The world is currently facing a growing concern regarding freshwater scarcity, which has arisen as a result of a complex interplay of various factors. Renewable energy-powered water desalination is a feasible solution to address freshwater scarcity. This study presents a comprehensive investigation of the performance of a conventional solar still (CSS) and its modified versions, such as a still with copper plates, a still with PCM and a still with PCM and 3 wt% CuO nanoparticles blend. The experiments were carried out concurrently under identical circumstances for the CSS and the proposed stills. Prior to usage, the CuO nanoparticles and their blend with PCM were characterized through various analyses. The investigation showcased the copper plate attached solar still with 3 wt% CuO nanoparticles blended with PCM significantly improved the distillate production, achieving approximately 6.85 kg/m2/day.
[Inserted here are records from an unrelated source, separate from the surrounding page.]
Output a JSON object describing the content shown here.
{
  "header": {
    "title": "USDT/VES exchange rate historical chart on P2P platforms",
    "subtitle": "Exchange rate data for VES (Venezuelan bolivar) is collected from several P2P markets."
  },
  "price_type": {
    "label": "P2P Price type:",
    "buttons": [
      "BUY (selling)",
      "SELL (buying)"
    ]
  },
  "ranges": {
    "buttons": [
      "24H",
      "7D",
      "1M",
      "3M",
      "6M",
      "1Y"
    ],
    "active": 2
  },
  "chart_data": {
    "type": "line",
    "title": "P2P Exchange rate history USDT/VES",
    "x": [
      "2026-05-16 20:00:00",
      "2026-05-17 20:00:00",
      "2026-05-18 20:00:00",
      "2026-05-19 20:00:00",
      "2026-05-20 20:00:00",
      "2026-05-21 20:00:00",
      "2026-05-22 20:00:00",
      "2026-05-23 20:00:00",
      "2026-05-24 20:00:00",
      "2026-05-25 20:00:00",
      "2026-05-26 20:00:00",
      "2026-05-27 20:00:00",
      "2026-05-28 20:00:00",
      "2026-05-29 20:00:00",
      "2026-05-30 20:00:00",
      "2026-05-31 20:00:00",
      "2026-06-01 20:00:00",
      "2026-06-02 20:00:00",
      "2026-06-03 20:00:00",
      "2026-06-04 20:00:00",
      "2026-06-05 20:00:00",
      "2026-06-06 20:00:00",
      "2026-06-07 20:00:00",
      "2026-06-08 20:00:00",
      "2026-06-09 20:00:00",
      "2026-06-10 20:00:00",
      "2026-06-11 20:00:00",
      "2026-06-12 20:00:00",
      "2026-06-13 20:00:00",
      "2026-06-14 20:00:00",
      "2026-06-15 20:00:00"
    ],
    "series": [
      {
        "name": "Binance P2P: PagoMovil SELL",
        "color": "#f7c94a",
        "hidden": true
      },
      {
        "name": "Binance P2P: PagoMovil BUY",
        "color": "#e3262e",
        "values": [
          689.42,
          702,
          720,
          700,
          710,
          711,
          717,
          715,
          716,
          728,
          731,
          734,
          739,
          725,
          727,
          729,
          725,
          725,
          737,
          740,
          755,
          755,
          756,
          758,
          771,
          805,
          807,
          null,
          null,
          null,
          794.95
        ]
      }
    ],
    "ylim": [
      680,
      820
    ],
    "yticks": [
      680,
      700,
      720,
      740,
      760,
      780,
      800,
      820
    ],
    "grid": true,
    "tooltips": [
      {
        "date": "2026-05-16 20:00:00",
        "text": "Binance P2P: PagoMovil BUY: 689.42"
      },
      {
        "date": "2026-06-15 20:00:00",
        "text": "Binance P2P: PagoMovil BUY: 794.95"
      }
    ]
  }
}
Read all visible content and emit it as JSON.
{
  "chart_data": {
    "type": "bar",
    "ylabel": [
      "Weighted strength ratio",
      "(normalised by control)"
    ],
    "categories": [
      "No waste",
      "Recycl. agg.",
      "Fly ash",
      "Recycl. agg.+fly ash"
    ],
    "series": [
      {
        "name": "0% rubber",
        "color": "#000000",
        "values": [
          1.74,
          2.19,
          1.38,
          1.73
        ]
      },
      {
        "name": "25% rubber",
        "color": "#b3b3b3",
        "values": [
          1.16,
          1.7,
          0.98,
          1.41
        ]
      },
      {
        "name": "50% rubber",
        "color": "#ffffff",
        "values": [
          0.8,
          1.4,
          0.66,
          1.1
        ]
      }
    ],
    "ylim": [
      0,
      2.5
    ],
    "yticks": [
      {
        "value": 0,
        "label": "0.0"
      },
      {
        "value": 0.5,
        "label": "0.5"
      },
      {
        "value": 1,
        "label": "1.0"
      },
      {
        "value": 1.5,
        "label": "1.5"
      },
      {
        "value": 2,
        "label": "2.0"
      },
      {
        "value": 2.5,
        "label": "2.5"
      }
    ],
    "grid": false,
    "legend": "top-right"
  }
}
This represents an increment of approximately 23.42% compared to the still with copper plate and PCM and 69.14% related to the CSS. Moreover, the solar still with 3 wt% CuO nanoparticles blended with PCM demonstrated a thermal efficiency of 74.23% and an exergy efficiency of 9.75%. The production cost of distillate for all four stills remained at $0.03 per kg. These findings highlight the effectiveness of the proposed copper plate attached solar still with 3 wt% CuO nanoparticles blended with PCM as a viable method for producing potable water.